Once again, those same top marks came from James Stewart, who also tested the 183 cm length. He called it a “beer league weapon,” which couldn’t be truer. The 19.4-meter turn radius in the 183 cm length James was on is typically perfect for local beer-league GS courses. We know from experience that’s ideal for our series here in Stowe. “This ski has unbelievable dampness. It’s super-quiet at alarming speeds. Good for weekday mornings so you don’t have too many obstacles at warp speed.”

While you don’t necessarily have to ski them on a weekday morning, the Redster G9 loves speed and loves wide open trails. Letting them run unlocks their true potential. They’re not the best or most practical at slower speeds, and if you’re still working on achieving true carving turns, it’s probably not for you either. If you’re comfortable driving a ski, comfortable with speed, and want race-level performance out of your frontside skis, they’re hard to beat.


Parker Herlihy

Age: 21Height: 6'4"Weight: 190 lbs.

Ski Style: Freeride fun with big air on the brain

Marcus Shakun

Age: 39Height: 6'5"Weight: 225 lbs.

Ski Style: Powerful, but playful with the terrain

James Stewart

Age: 30Height: 6'2"Weight: 170 lbs.

Ski Style: Energetic, playful, and fun to follow

Mike Thomas

Age: 50Height: 6'3"Weight: 215 lbs.

Ski Style: Upright, fluid, nimble, and powerful

Justin Perry

Age: 29Height: 5'9"Weight: 167 lbs.

Ski Style: Aggressive all-mountain freeride

4 Comments on the “2020 Atomic Redster G9”

  1. I’m curious about your thought on the Stockli GS vs the G9 – especially in terms of power, rebound and energy in the turn.

    1. Hi Pete!
      I wouldn’t take the Stockli too far out of a race course, while the G9 has a bit more versatility and user-friendliness. If you can drive a ski, you’ll get better rebound and energy out of the Stockli, but that’s going to be a full-time job. You’ll have a little leisure time on the Atomic. Hope that helps!

  2. Hi Gents,
    I have a 2018 HEAD Supershape I.Titan in 177cm which I completely adore. Very easy to ski and plenty of support on edge and at higher speed.

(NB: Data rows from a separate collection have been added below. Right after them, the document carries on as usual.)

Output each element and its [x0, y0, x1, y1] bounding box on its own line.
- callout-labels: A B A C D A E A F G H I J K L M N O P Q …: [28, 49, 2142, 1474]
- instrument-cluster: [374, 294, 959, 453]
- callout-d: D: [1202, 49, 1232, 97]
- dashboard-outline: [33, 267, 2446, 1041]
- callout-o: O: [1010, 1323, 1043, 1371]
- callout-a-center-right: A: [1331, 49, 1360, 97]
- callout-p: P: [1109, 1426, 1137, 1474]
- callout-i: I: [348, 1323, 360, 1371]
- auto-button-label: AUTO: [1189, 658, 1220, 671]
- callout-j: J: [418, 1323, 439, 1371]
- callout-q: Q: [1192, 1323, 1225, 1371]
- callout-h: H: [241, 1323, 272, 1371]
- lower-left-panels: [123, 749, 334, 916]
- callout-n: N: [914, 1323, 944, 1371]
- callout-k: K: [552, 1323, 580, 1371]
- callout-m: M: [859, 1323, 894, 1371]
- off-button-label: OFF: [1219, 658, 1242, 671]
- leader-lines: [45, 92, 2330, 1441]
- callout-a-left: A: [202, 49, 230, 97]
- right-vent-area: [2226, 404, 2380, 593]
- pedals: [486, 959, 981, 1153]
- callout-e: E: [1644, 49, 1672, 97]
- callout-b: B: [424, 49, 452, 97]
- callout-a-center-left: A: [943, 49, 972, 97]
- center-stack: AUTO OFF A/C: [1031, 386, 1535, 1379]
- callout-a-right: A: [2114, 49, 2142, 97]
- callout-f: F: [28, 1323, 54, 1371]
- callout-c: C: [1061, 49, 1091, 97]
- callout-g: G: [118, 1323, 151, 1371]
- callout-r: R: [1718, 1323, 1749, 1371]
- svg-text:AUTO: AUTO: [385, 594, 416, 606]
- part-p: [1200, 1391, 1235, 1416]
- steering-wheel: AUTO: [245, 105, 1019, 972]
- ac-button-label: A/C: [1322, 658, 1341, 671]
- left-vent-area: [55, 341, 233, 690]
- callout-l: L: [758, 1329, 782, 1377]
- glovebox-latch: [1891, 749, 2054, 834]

I’m looking for something a little shorter and a little different yet offering full control at high speed.
    I and am considering the Atomic Redster G9 in 171cm, does this maeks sense to you. 50 years old, pretty aggressive skier and often on icy conditions in my world. I’m thinking the S7 might be too demanding and nervous. Would I still be able to ski the G9 at rather small-medium turns when required but spend most of the time on larger radius
    Thanks very much!

    1. HI Yanick!
      I think if you’re downsizing in the G9, the shorter turns will be easier to come by without sacrificing too much in the top end. Have fun!